The ‘outcomes’ of charitable activities can be very powerful when trying to persuade funders to part with their money or to provide them with a bigger picture of what their current funds achieve.
SROI in practice
Taking the example of a charity providing services to people abusing substances, could we turn the output into an outcome to show the real impact of that particular charity’s activities?
The Inputs (often, but not exclusively, financial) drive the Activities of the charity. The Outputs of the charity have various Outcomes and these in turn have a number of Impacts.
The Output in our example could be a person attending a series of the charity’s courses. This in itself is not that inspiring, however, the resulting Outcomes are. Outcomes can be split into primary outcomes (direct effects) and secondary outcomes (the “…and so….” effects) and could include….
What does SROI Utopia look like?
A lot of (academic) time and effort has been put into showing how to value Social Return on Investment by quantifying the financial effect of the various Outcomes thus demonstrating the real financial effect of that charity’s activities.
In effect you could produce a quasi-income and expenditure account of the value of outcomes less the activities costs, giving a net return.
Of course any calculated figures would be largely based on assumptions, but careful explanation of these assumptions would justify the values attributed and give powerful reasons why a charity’s ongoing funding is vital.
How can charities make use of SROI reporting?
A charities annual report is a great place to spread the word about SROI, and by flipping the traditional operations diagram (above) you can really start to think about this from an Outcomes perspective;
In doing this the real value of the charity’s services, compared to the financial input, can be judged by the readers of the accounts.

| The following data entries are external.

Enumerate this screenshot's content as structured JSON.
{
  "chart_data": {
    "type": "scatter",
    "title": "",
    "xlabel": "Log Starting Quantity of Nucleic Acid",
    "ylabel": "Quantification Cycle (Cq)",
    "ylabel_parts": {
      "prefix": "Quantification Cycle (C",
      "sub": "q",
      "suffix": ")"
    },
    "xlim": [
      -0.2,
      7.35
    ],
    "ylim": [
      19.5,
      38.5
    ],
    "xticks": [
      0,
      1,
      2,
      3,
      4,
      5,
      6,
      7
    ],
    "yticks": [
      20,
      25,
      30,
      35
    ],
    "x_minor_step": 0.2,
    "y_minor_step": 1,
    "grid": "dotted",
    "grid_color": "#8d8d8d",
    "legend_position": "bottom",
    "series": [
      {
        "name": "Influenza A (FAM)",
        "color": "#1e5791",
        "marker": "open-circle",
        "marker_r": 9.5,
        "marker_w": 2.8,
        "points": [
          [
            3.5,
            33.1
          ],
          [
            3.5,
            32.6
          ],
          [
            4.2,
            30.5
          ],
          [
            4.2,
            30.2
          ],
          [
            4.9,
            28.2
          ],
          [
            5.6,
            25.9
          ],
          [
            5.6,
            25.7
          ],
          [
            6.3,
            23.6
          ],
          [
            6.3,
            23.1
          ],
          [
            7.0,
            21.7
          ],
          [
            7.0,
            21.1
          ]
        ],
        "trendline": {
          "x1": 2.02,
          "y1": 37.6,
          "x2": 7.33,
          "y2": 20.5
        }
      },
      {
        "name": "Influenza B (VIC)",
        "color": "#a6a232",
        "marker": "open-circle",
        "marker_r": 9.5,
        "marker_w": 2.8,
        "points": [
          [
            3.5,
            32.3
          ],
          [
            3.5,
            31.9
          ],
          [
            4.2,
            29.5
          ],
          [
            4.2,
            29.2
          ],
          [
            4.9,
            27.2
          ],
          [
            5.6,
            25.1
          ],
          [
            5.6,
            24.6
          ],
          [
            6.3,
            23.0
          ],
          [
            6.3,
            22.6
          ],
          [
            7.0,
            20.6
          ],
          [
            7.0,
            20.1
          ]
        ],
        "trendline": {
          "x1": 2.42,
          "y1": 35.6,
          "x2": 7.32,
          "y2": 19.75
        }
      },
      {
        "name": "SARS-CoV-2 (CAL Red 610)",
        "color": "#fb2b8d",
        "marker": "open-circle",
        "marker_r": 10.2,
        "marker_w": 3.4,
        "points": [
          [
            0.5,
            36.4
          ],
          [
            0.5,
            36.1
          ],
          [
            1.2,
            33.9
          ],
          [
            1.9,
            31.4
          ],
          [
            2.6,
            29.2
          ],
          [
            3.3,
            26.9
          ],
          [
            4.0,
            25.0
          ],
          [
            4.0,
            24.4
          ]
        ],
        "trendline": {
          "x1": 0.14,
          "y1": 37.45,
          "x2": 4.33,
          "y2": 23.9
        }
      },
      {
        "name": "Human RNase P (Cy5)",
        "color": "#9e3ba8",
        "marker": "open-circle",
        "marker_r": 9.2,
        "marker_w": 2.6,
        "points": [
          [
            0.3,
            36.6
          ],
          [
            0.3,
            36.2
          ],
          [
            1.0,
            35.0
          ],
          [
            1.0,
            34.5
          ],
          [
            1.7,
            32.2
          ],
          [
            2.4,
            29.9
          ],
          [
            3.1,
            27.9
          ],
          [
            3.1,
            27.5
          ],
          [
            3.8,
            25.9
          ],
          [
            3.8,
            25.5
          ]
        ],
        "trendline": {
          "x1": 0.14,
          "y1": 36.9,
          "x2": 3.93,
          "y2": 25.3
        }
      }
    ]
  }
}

Often the ‘cost’ of withdrawing funding can be massively greater than the quantum of the funding itself. Demonstrating this to funders will have a profound effect on the decisions they take about the level of funding offered to the charity.
SROI = Public Benefit?
Of course thinking about SROI in this way, almost leads you back to the original aims of the Public Benefit test.
I wonder whether the Public Benefit section was really introduced to achieve this sort of dialogue and discussion within charity accounts in the first place?